Selectively Reduced Expression of Synaptic Plasticity-Related Genes in Amyloid Precursor Protein + Presenilin-1 Transgenic Mice

• Published in: The Journal of neuroscience Vol. 23; no. 12; pp. 5219 - 5226
• Main Authors: Dickey, Chad A, Loring, Jeanne F, Montgomery, Julia, Gordon, Marcia N, Eastman, P. Scott, Morgan, Dave
• Format: Journal Article
• Language: English
• Published: United States Soc Neuroscience 15.06.2003; Society for Neuroscience
• Subjects: Aged; Aged, 80 and over; Alzheimer Disease - genetics; Alzheimer Disease - pathology; Amyloid - metabolism; Amyloid beta-Protein Precursor - genetics; Animals; Brain - metabolism; Brain - pathology; Development/Plasticity/Repair; Disease Models, Animal; Disease Progression; Female; Gene Expression Profiling; Gene Expression Regulation; Humans; Inflammation - genetics; Long-Term Potentiation - genetics; Male; Membrane Proteins - genetics; Memory; Mice; Mice, Transgenic; Neuronal Plasticity - genetics; Oligonucleotide Array Sequence Analysis; Polymerase Chain Reaction - methods; Presenilin-1; RNA, Messenger - metabolism; Synapses - genetics; Synapses - physiology
• ISSN: 0270-6474; 1529-2401
• DOI: 10.1523/jneurosci.23-12-05219.2003

A critical question in Alzheimer's disease (AD) research is the cause of memory loss that leads to dementia. The amyloid precursor protein + presenilin-1 (APP+PS1) transgenic mouse is a model for amyloid deposition, and like AD, the mice develop memory deficits as amyloid deposits accumulate. We profiled gene expression in these transgenic mice by microarray and quantitative RT-PCR (qRT-PCR).
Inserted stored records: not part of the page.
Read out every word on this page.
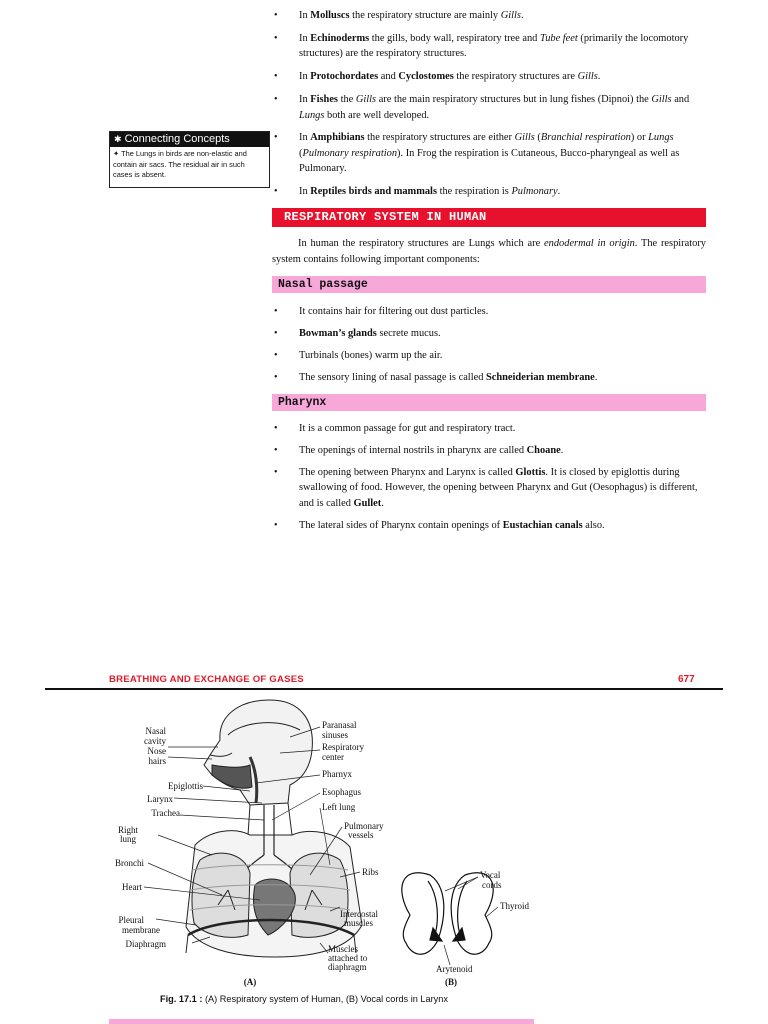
• In Molluscs the respiratory structure are mainly Gills.
• In Echinoderms the gills, body wall, respiratory tree and Tube feet (primarily the locomotory structures) are the respiratory structures.
• In Protochordates and Cyclostomes the respiratory structures are Gills.
• In Fishes the Gills are the main respiratory structures but in lung fishes (Dipnoi) the Gills and Lungs both are well developed.
• In Amphibians the respiratory structures are either Gills (Branchial respiration) or Lungs (Pulmonary respiration). In Frog the respiration is Cutaneous, Bucco-pharyngeal as well as Pulmonary.
• In Reptiles birds and mammals the respiration is Pulmonary.
✱ Connecting Concepts
✦ The Lungs in birds are non-elastic and contain air sacs. The residual air in such cases is absent.
RESPIRATORY SYSTEM IN HUMAN
In human the respiratory structures are Lungs which are endodermal in origin. The respiratory system contains following important components:
Nasal passage
• It contains hair for filtering out dust particles.
• Bowman’s glands secrete mucus.
• Turbinals (bones) warm up the air.
• The sensory lining of nasal passage is called Schneiderian membrane.
Pharynx
• It is a common passage for gut and respiratory tract.
• The openings of internal nostrils in pharynx are called Choane.
• The opening between Pharynx and Larynx is called Glottis. It is closed by epiglottis during swallowing of food. However, the opening between Pharynx and Gut (Oesophagus) is different, and is called Gullet.
• The lateral sides of Pharynx contain openings of Eustachian canals also.
BREATHING AND EXCHANGE OF GASES	677
Nasal
cavity
Nose
hairs
Epiglottis
Larynx
Trachea
Right
lung
Bronchi
Heart
Pleural
membrane
Diaphragm
Paranasal
sinuses
Respiratory
center
Pharnyx
Esophagus
Left lung
Pulmonary
vessels
Ribs
Intercostal
muscles
Muscles
attached to
diaphragm
(A)
Vocal
cords
Thyroid
Arytenoid
(B)
Fig. 17.1 : (A) Respiratory system of Human, (B) Vocal cords in Larynx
At the age when these animals developed cognitive dysfunction, they had reduced mRNA expression of several genes essential for long-term potentiation and memory formation (Arc, Zif268, NR2B, GluR1, Homer-1a, Nur77/TR3). These changes appeared to be related to amyloid deposition, because mRNA expression was unchanged in the regions that did not accumulate amyloid. Transgene expression was similar in both amyloid-containing and amyloid-free regions of the brain. Interestingly, these changes occurred without apparent changes in synaptic structure, because a number of presynaptic marker mRNAs (growth-associated protein-43, synapsin, synaptophysin, synaptopodin, synaptotagmin, syntaxin) remained stable. Additionally, a number of genes related to inflammation were elevated in transgenic mice, primarily in the regions containing amyloid. In AD cortical tissue, the same memory-associated genes were downregulated. However, all synaptic and neuronal transcripts were reduced, implying that the loss of neurons and synapses contributed to these changes. We conclude that reduced expression of selected genes associated with memory consolidation are linked to memory loss in both circumstances. This suggests that the memory loss in APP+PS1 transgenic mice may model the early memory dysfunction in AD before the degeneration of synapses and neurons.